Honesty Box opens with a perfect introduction.  “Be 1” is an explosive combination of plucky cleans and crumbling dirties. Static buzz layers over sporadic drumming and soft, spoken vocals. An album that could easily be construed as pure noise rock is shot through with surprisingly catchy guitar riffs.  The bright, punchy sliding at the start of “Tight Rope” wouldn’t be out of place at a beach party. 

But it’s the wild instability, the fluid fluctuations between mind-melting volume and intimate sing-song, that really pleasure my ears. Listening to the closing track, “Rel Young,” I almost thought my speaker had cut out. And Taxidermists demonstrate some genuine classic rock guitar chops here.  The solo on “Big Enough for The Truth” is nothing short of rad, as I’m sure that Wayne and Garth would agree.  

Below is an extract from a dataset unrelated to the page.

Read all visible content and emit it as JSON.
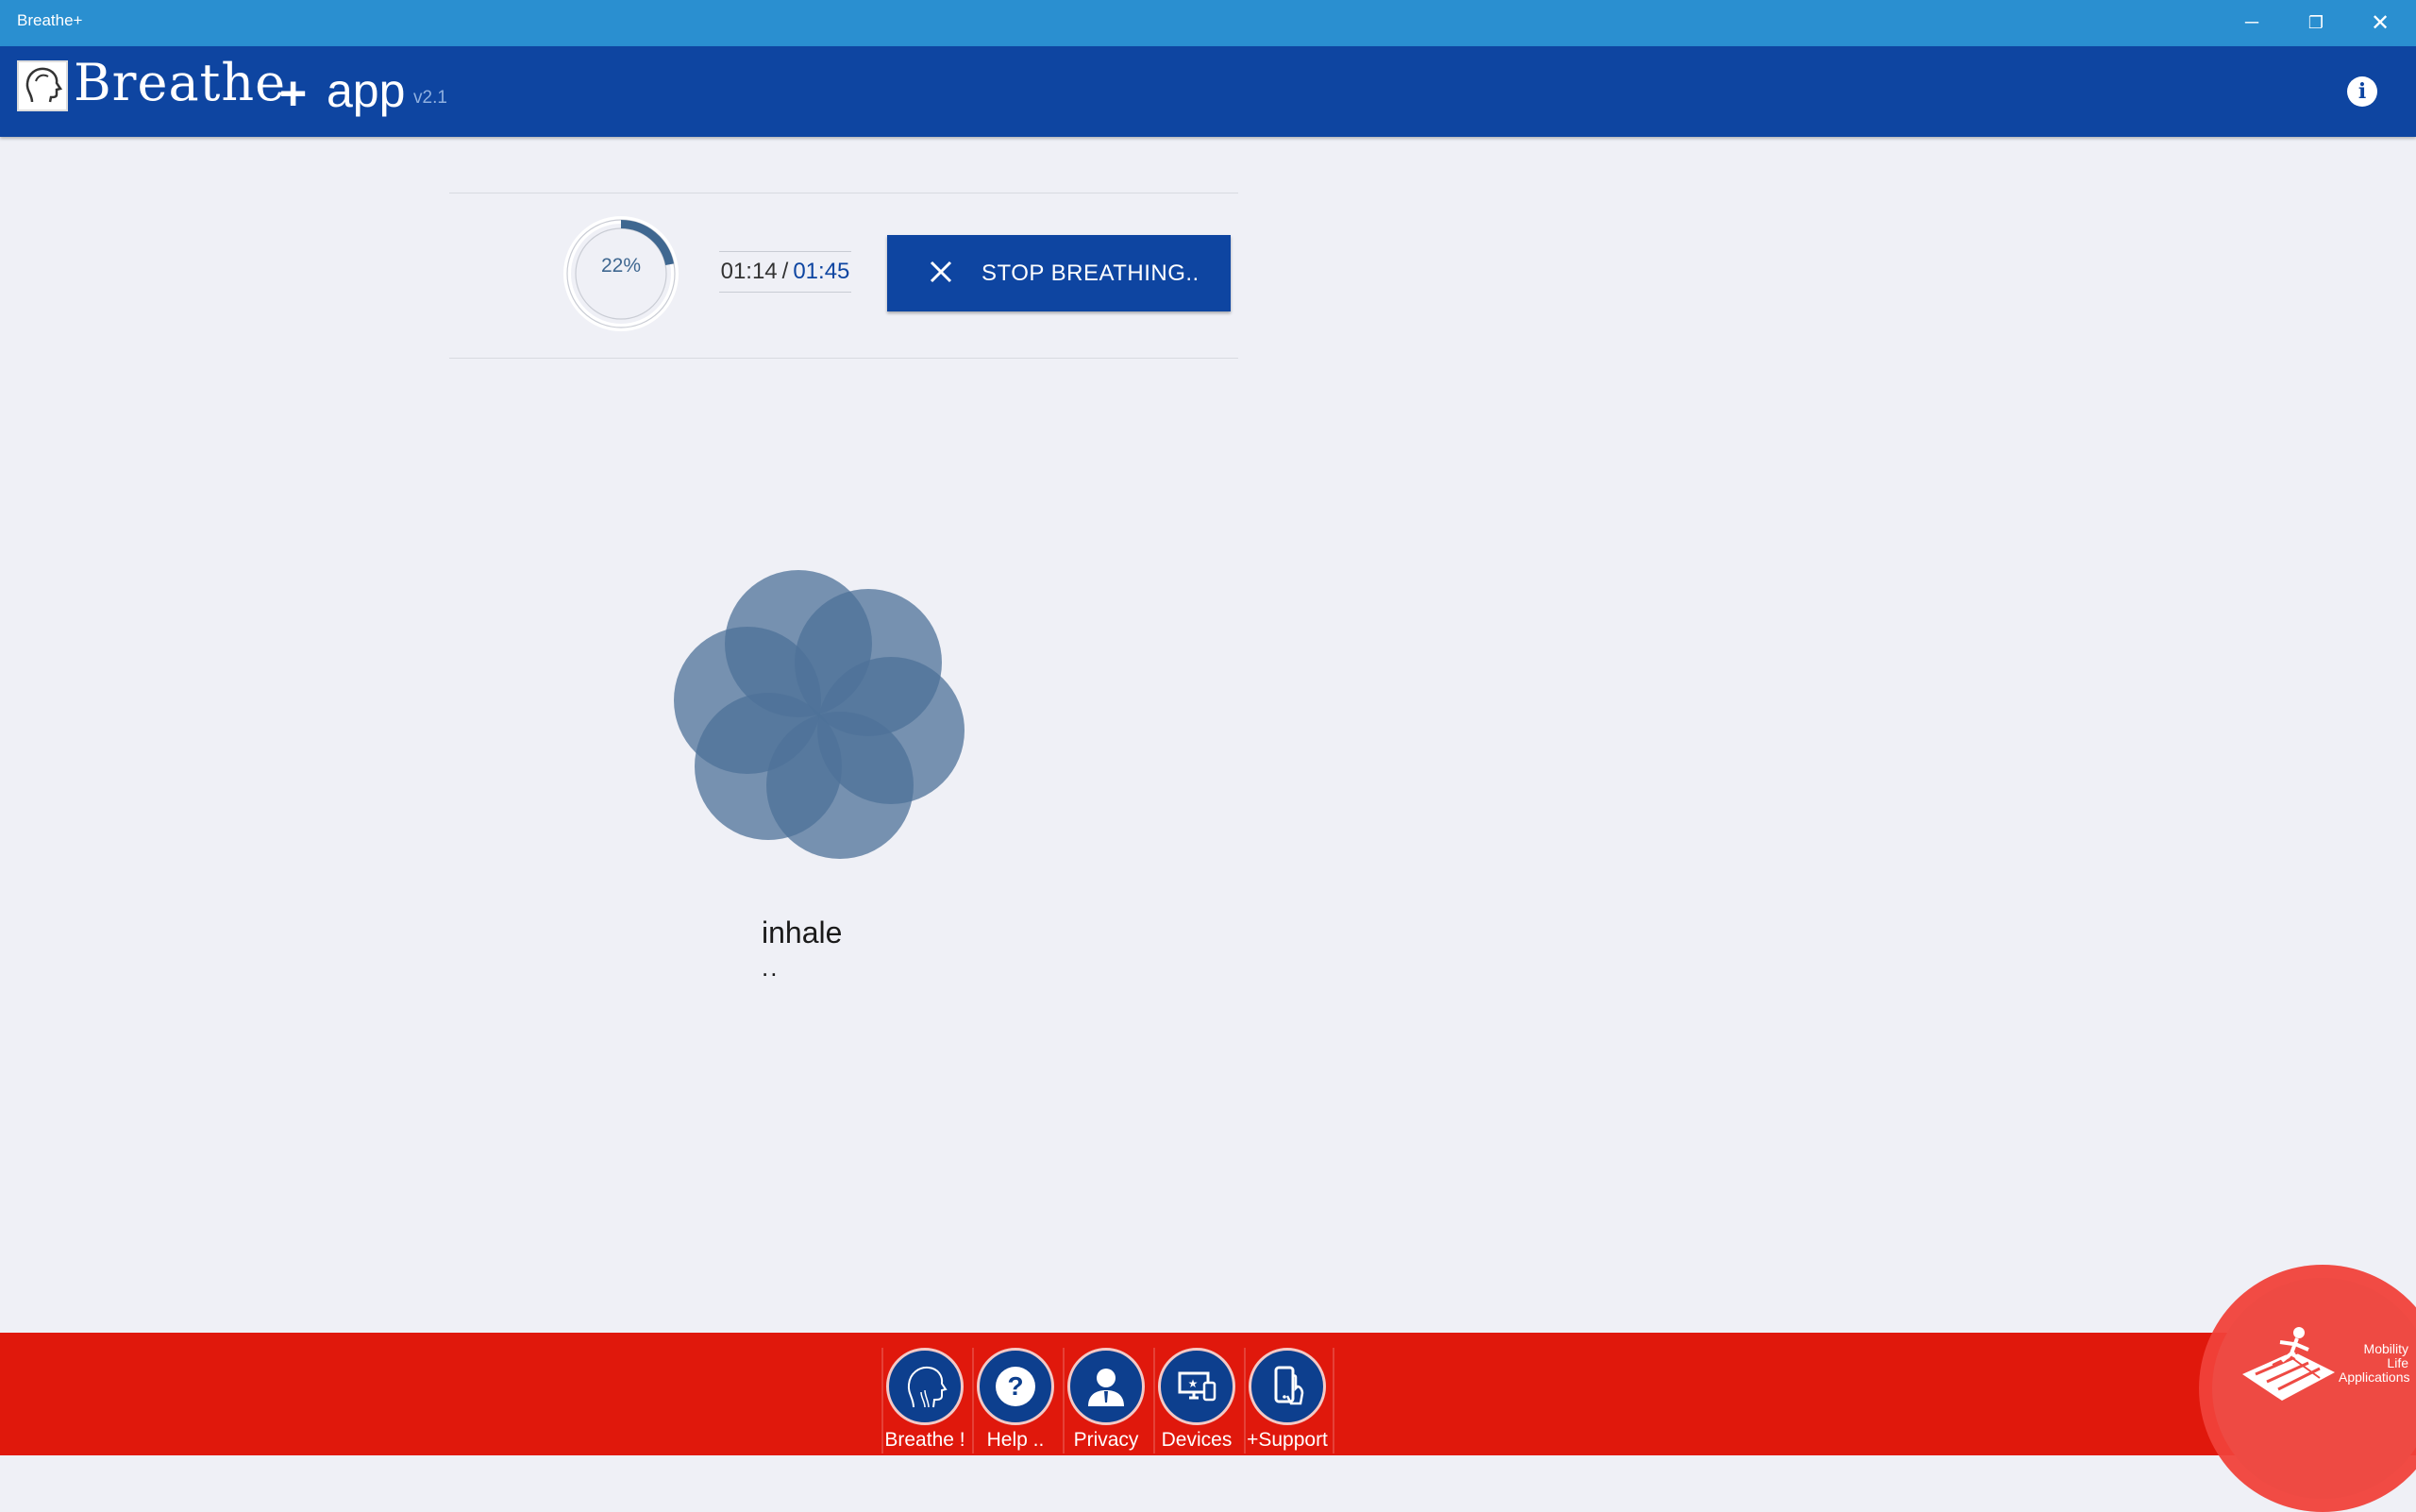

With the disorienting change-ups of volume and intensity, the vocals remain largely mellow. That’s another similarity with Sonic Youth, although I’d argue these guys do it better than Thurston Moore.

Taxidermists play madly with traditional song structure, turning every song into an experiment.  One second you’re being pummeled by noise, the next you want to dance. This is a band named for people who stuff dead things. But in its unpredictability and audacity, their music is very much alive.